Designing a URL shortener

by Ryan Yang

Intro

Intro

This is a part of a series of design docs for different types of applications. Each of these design docs will (hopefully) have tutorials on how to implement them in various languages. The point of these are not to write a production-ready application but provide some direction on how to develop certain apps. This means that the best or most efficient solution may not always be provided - but rather, the one that gets the job done without significant drawbacks.

This design has 1 supported language, found here: Making a URL Shortener in Python (Flask)

What is a URL shortener?

What is a URL shortener?

A URL shortener is a service that converts your long URL into a shorter one. For example, the link to this article is https://learn.ryqn.dev/designing-a-url-shortener#what-is-a-url-shortener? which is 72 characters. When I use a url shortening service, it becomes https://tinyurl.com/yckw7tcs - a total of 28 characters.

Using a URL shortener example

Why would I use a URL shortener?

Why would I use a URL shortener?

Regardless of what device you're on, typing the second link listed above is infinitely faster than typing the first one. This is the main benefit of URL shorteners: convenience. This benefit is immediately apparent when someone needs to manually input your link. A good use case to have URL shorteners in this case are on physical mediums, like posters and magazines, and intangible digital mediums, like screenshared presentations and unhighlightable text (for whatever reason).

Short links also benefit from being easier to design around (less space, more creative freedom) and also tend to look more professional.

Another hidden (no pun intended) benefit is that the actual link location is disguised behind the shortened URL. This is usually used for nefarious reasons but could potentially be helpful in some cases. For example, you could lead users to verybadmaliciouswebsite.com but all they'll see is https://tinyurl.com/yckw7ts.

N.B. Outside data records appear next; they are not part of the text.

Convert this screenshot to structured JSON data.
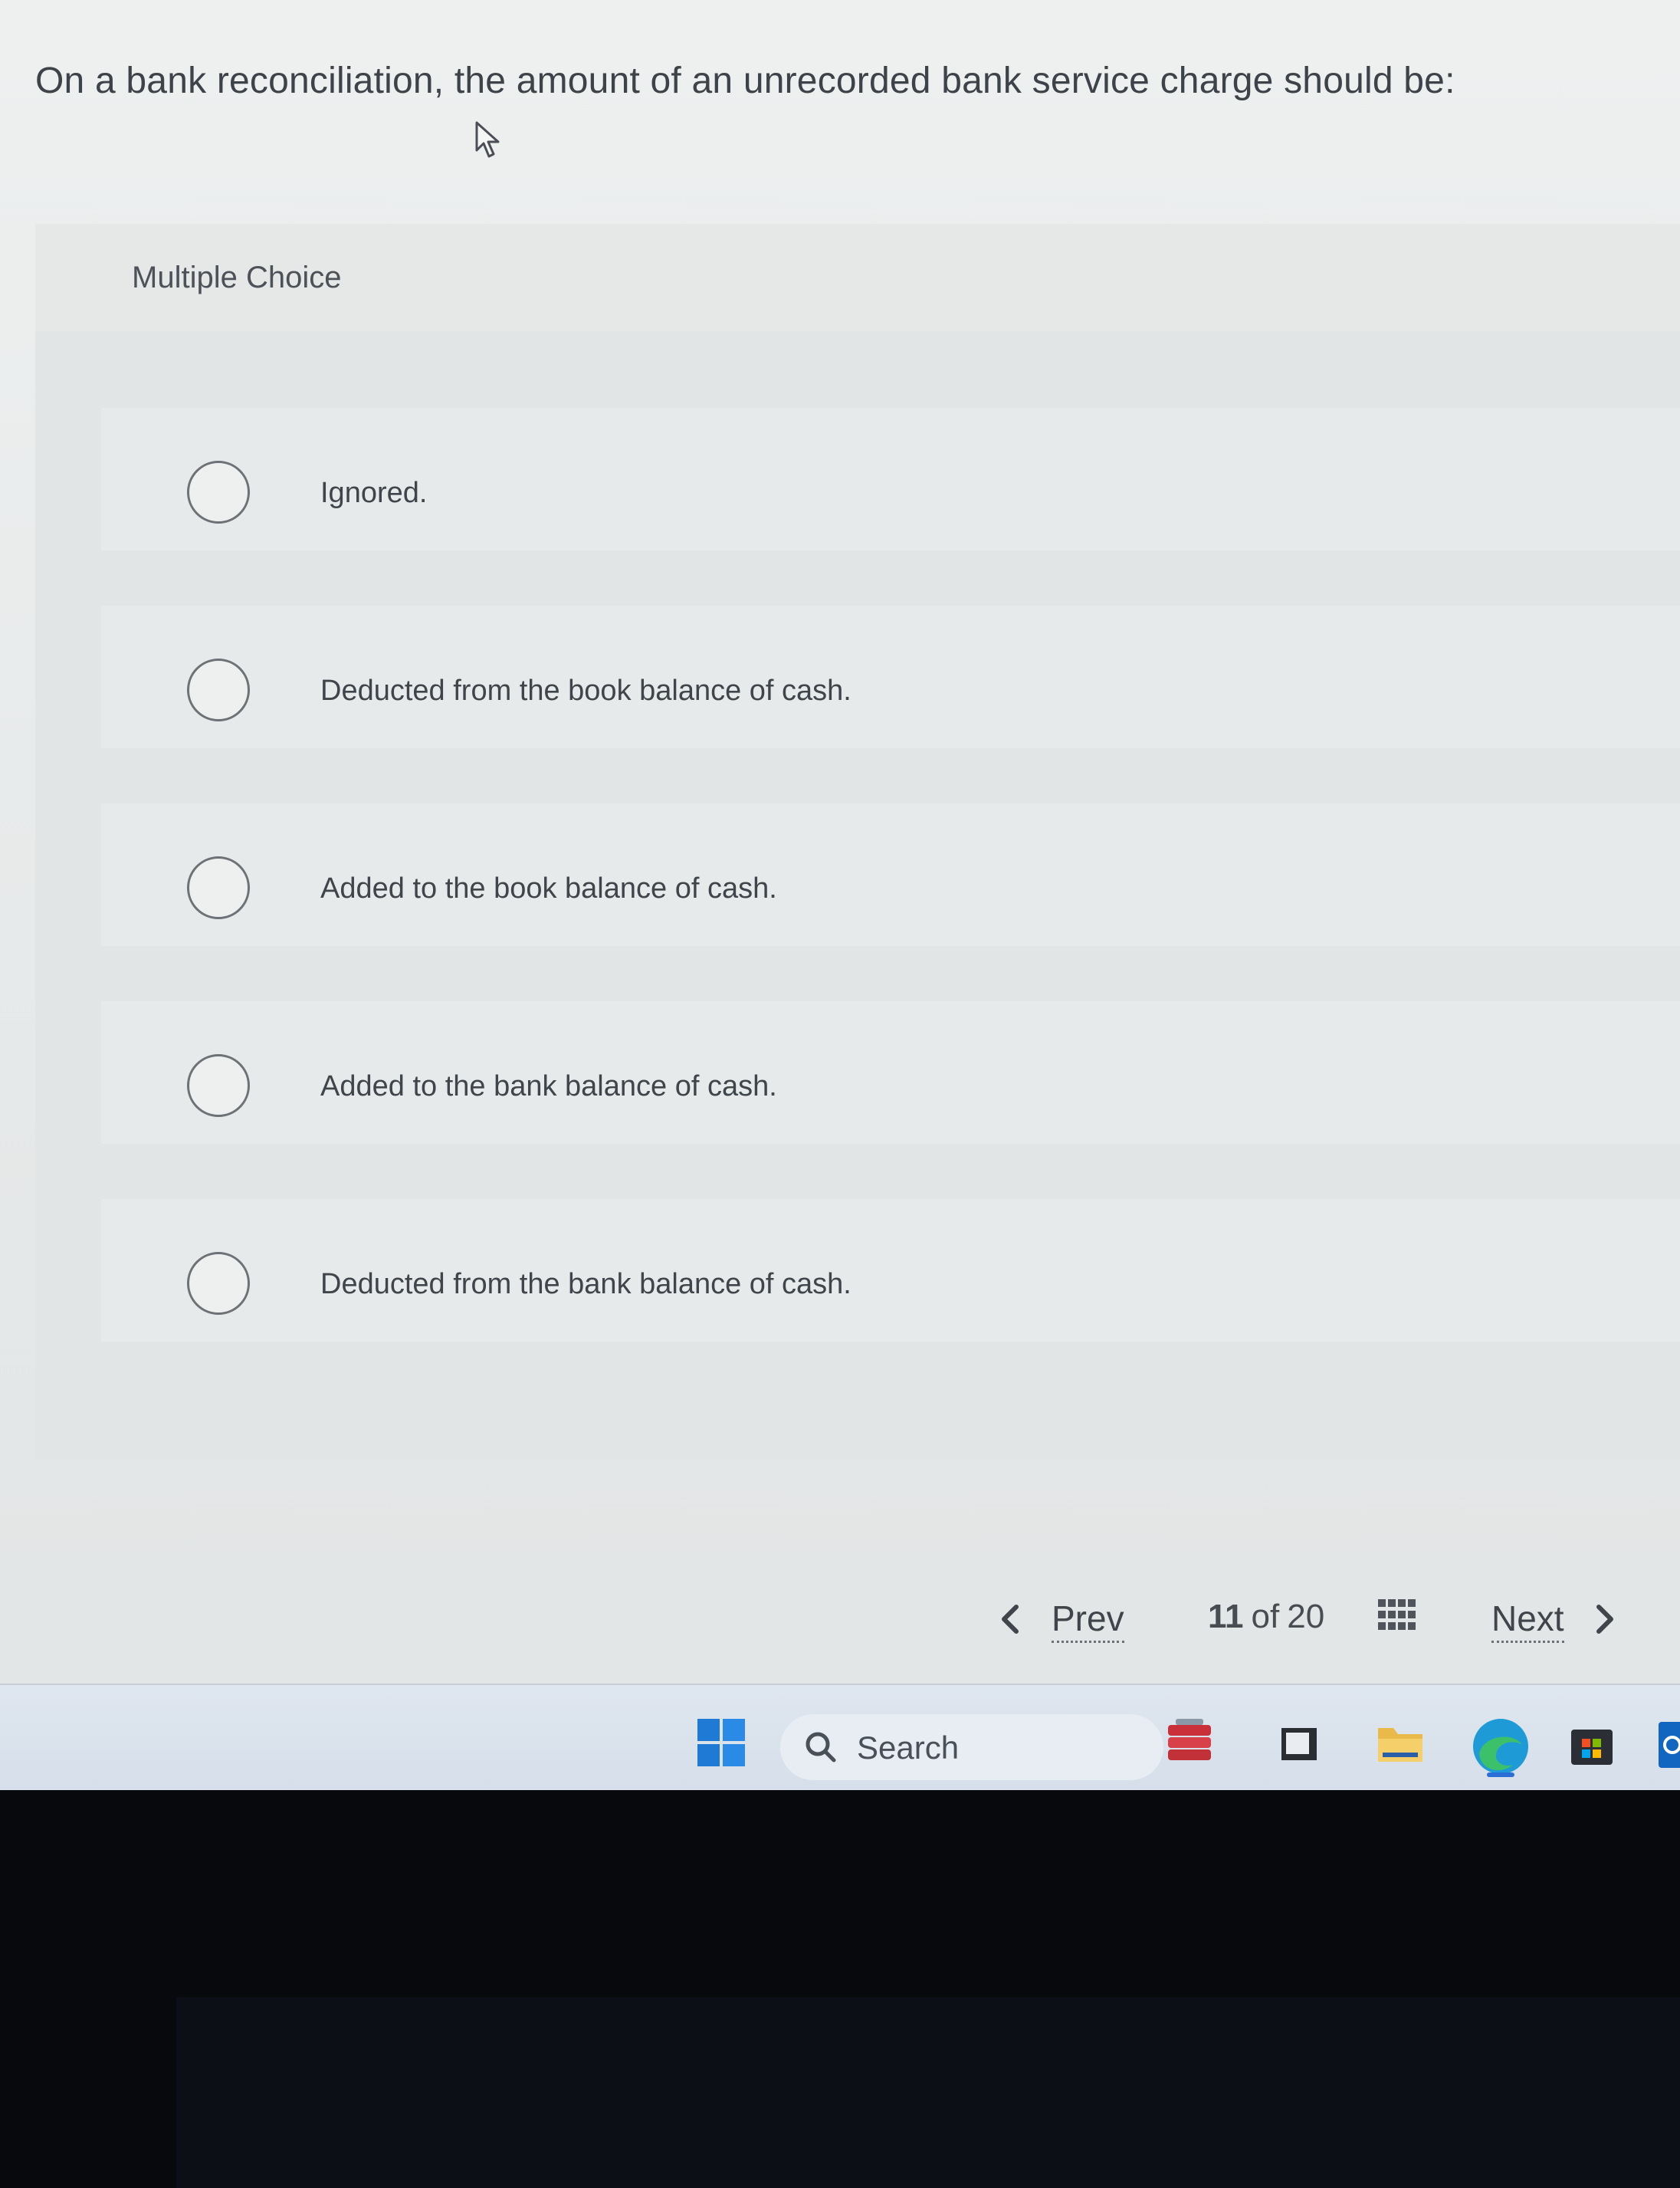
{
  "question": {
    "text": "On a bank reconciliation, the amount of an unrecorded bank service charge should be:"
  },
  "multiple_choice": {
    "title": "Multiple Choice",
    "options": [
      {
        "label": "Ignored."
      },
      {
        "label": "Deducted from the book balance of cash."
      },
      {
        "label": "Added to the book balance of cash."
      },
      {
        "label": "Added to the bank balance of cash."
      },
      {
        "label": "Deducted from the bank balance of cash."
      }
    ]
  },
  "navigation": {
    "prev_label": "Prev",
    "next_label": "Next",
    "current_page": "11",
    "of_label": "of",
    "total_pages": "20"
  },
  "taskbar": {
    "search_placeholder": "Search",
    "icons": [
      "windows-start-icon",
      "search-icon",
      "app-stack-icon",
      "window-icon",
      "folder-icon",
      "edge-browser-icon",
      "store-icon",
      "outlook-icon"
    ]
  }
}
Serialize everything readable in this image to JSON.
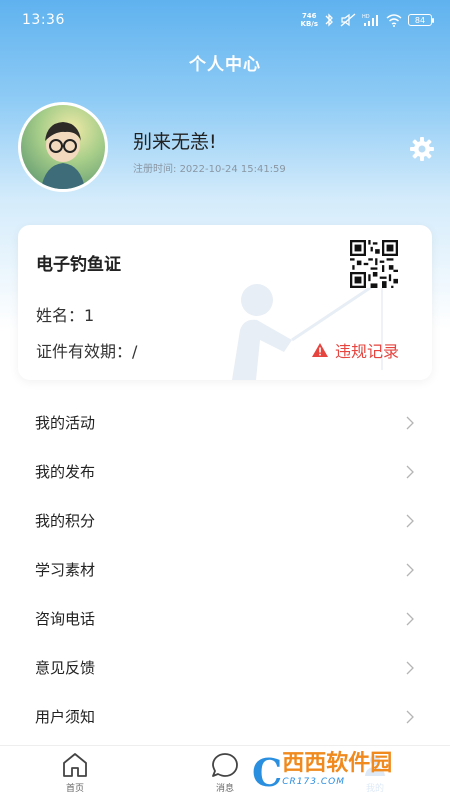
{
  "status_bar": {
    "time": "13:36",
    "net_speed_value": "746",
    "net_speed_unit": "KB/s",
    "hd_label": "HD",
    "battery": "84"
  },
  "header": {
    "title": "个人中心"
  },
  "profile": {
    "greeting": "别来无恙!",
    "reg_label": "注册时间:",
    "reg_time": "2022-10-24 15:41:59"
  },
  "license_card": {
    "title": "电子钓鱼证",
    "name_line": "姓名：1",
    "validity_line": "证件有效期：/",
    "violation_label": "违规记录"
  },
  "menu": {
    "items": [
      {
        "label": "我的活动"
      },
      {
        "label": "我的发布"
      },
      {
        "label": "我的积分"
      },
      {
        "label": "学习素材"
      },
      {
        "label": "咨询电话"
      },
      {
        "label": "意见反馈"
      },
      {
        "label": "用户须知"
      }
    ]
  },
  "tabbar": {
    "tabs": [
      {
        "label": "首页"
      },
      {
        "label": "消息"
      },
      {
        "label": "我的"
      }
    ]
  },
  "watermark": {
    "main": "西西软件园",
    "sub": "CR173.COM"
  },
  "colors": {
    "primary": "#5fb2ef",
    "danger": "#e5443f",
    "tab_active": "#1f6fc1"
  },
  "icons": {
    "settings": "gear-icon",
    "chevron": "chevron-right-icon",
    "warning": "warning-icon",
    "home": "home-icon",
    "message": "message-icon",
    "mine": "user-icon"
  }
}
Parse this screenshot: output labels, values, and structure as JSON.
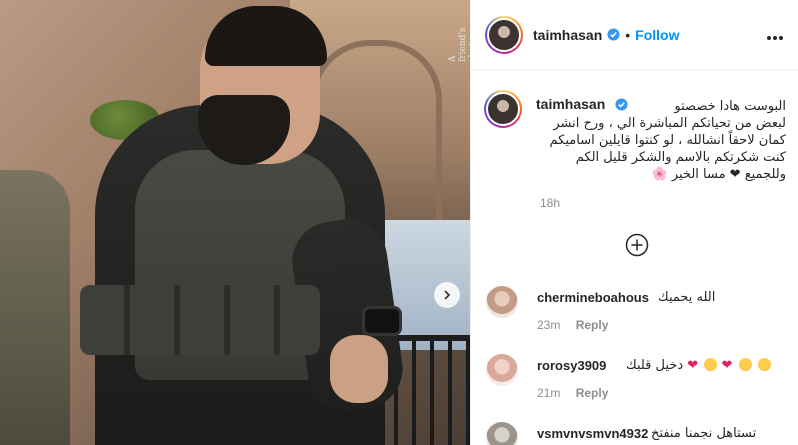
{
  "photo": {
    "watermark": "A friend's shot",
    "next_button": "next-slide"
  },
  "header": {
    "username": "taimhasan",
    "separator": "•",
    "follow_label": "Follow"
  },
  "caption": {
    "username": "taimhasan",
    "text_line1": "البوست هادا خصصتو",
    "text_line2": "لبعض من تحياتكم المباشرة الي ، ورح انشر",
    "text_line3": "كمان لاحقاً انشالله ، لو كنتوا قايلين اساميكم",
    "text_line4": "كنت شكرتكم بالاسم والشكر قليل الكم",
    "text_line5": "وللجميع ❤ مسا الخير",
    "heart": "❤",
    "flower": "🌸",
    "time": "18h"
  },
  "comments": [
    {
      "username": "chermineboahous",
      "text": "الله يحميك",
      "time": "23m",
      "reply": "Reply"
    },
    {
      "username": "rorosy3909",
      "text": "دخيل قلبك",
      "time": "21m",
      "reply": "Reply"
    },
    {
      "username": "vsmvnvsmvn4932",
      "text": "تستاهل نجمنا منفتخ",
      "time": "",
      "reply": ""
    }
  ],
  "colors": {
    "accent": "#0095f6",
    "text": "#262626",
    "muted": "#8e8e8e",
    "heart": "#e0245e"
  }
}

URL shorteners today usually provide high-level insights and analytics that paid users can use to understand which of their links are providing the most value. For example, you can have 2 different shortened links that go to the same original link but one of them is placed on physical posters in Canada, and another one is placed on physical posters in Mexico. When you notice that the link based in Canada locations have more traction, you may want to invest more in that area.

Examples of URL shorteners

Examples of URL shorteners

Bit.ly
TinyURL

You can play around with some of these URL shorteners to see what they're supposed to do but this idea is pretty simple and most people probably don't need to read the first couple paragraphs if they've used the internet at least 4 times in their life.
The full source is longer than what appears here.